"Alle Dinge sind Nicht-Selbst." - Was ist dann Selbst ?

There are 432 replies in this Thread. The last Post () by Rudolf.

  • Hi...mag ich dir gerne versuchen zu beantworten


    Die Stimmung hier im Faden hat sich gerade nochmal enorm verschlechtert. Zeit für mich, hier auszutreten. Dir danke für einen angenehmen Austausch unterschiedlicher Meinungen. _()_

    Ja, leider hat sie das. Den dank gebe ich dir gerne zurück. Bis bald

  • Quote from Sunu

    Deshalb habe ich es ja so geschrieben.... das man da nicht wissen kann...und das Buddha eine absolute Abwesenheit eines Selbst, so nicht gelehrt hat.

    wie sollte ein Vollkommener,der sich nicht im Bereich der Kenntnis bewegt, also erkennen das nirgends ein Selbst existiert ?

    Man muss da doch unterscheiden. Ein Atman - also eine ewige nicht Vergänglichkeit und Leiden unterworfenes Seele sieht Buddha nicht nur als nicht auffindbar sondern als nicht existent. Eben wegen der Daseinsmerkmale.

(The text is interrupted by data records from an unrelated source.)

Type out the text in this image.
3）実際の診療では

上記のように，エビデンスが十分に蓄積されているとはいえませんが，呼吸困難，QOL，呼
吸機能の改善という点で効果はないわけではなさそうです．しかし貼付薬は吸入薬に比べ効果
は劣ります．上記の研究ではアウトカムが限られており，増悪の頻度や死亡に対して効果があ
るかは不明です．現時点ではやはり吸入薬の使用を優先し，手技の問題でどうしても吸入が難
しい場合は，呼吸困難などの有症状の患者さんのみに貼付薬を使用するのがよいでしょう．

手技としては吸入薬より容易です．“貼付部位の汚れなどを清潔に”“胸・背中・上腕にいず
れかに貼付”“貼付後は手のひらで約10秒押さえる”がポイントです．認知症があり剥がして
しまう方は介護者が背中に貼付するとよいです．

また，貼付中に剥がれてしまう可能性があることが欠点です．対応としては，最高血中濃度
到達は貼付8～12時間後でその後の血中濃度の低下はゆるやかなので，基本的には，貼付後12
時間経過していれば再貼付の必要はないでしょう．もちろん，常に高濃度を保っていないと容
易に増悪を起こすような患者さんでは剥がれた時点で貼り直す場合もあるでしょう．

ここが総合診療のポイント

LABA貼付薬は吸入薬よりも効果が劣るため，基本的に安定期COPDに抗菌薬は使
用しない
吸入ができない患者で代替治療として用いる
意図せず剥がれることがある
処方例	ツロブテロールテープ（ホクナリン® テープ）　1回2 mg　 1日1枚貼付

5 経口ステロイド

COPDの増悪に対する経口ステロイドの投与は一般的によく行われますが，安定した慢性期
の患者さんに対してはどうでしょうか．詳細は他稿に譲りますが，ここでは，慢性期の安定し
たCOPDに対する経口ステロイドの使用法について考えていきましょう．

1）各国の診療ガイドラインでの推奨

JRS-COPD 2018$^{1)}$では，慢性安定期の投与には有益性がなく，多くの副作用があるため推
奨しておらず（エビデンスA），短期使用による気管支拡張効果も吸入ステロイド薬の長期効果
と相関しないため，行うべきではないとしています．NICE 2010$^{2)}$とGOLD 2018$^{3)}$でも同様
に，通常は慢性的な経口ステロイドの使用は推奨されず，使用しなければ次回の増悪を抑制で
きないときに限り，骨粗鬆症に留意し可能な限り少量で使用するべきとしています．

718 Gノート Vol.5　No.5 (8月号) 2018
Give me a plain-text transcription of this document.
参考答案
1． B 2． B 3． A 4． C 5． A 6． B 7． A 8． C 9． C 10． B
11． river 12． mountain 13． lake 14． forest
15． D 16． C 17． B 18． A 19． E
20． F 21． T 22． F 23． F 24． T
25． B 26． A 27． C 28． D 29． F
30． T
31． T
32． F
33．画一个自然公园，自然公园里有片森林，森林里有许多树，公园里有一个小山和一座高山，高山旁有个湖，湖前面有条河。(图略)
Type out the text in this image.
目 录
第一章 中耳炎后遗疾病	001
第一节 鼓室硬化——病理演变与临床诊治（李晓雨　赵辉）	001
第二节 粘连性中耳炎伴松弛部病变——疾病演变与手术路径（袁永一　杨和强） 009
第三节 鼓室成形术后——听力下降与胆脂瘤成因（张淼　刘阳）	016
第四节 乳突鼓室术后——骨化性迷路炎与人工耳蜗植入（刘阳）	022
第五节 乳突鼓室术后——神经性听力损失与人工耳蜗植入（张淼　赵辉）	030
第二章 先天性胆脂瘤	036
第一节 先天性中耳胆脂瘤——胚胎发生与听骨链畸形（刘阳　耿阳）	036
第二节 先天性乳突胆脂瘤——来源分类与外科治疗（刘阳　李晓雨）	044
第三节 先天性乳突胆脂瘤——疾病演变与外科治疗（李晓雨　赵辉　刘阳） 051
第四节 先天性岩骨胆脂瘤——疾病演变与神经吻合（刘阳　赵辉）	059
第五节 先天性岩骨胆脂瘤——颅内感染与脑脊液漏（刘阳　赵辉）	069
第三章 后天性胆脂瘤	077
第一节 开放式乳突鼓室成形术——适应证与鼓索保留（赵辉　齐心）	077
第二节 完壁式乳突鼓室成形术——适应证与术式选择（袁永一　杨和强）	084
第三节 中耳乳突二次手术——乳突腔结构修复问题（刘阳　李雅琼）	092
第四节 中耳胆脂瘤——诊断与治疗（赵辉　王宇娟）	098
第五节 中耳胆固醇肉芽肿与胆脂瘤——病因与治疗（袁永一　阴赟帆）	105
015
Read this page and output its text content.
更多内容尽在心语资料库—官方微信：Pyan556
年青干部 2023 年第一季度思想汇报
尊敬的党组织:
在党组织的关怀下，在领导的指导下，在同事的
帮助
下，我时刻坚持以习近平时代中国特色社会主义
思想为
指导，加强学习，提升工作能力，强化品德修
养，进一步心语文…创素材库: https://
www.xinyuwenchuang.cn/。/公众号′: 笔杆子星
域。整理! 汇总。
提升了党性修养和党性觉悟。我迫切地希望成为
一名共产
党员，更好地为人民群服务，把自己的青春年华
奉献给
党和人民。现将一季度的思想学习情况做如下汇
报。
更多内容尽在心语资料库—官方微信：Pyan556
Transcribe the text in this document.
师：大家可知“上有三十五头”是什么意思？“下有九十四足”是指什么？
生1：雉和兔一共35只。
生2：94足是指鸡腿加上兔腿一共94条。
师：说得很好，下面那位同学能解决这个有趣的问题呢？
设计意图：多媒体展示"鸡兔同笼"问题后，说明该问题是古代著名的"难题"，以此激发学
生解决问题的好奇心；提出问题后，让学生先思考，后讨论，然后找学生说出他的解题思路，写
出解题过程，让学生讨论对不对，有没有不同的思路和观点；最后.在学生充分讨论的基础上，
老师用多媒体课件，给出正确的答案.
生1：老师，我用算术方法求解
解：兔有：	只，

    Und auch ein Selbst als einen Herrscher des Kopfes sieht er als nicht Existenz. Die ganze buddhistische Lehre vom Geist ist so, dass sich alles von unten nach oben ergibt statt von Oben nach unten kommandiert zu werden.


    Natürlich kann man ein "Selbst" auf vielerlei andere Arten konstruieren. Also das Selbst als eine ( vergängliche ) Funktionseinheit des Geistes sehen. Weil es da so viele Möglichkeiten gibt, kann man dann schwer Aussagen treffen und eine ( bedingte) Existenz nicht ausschliessen.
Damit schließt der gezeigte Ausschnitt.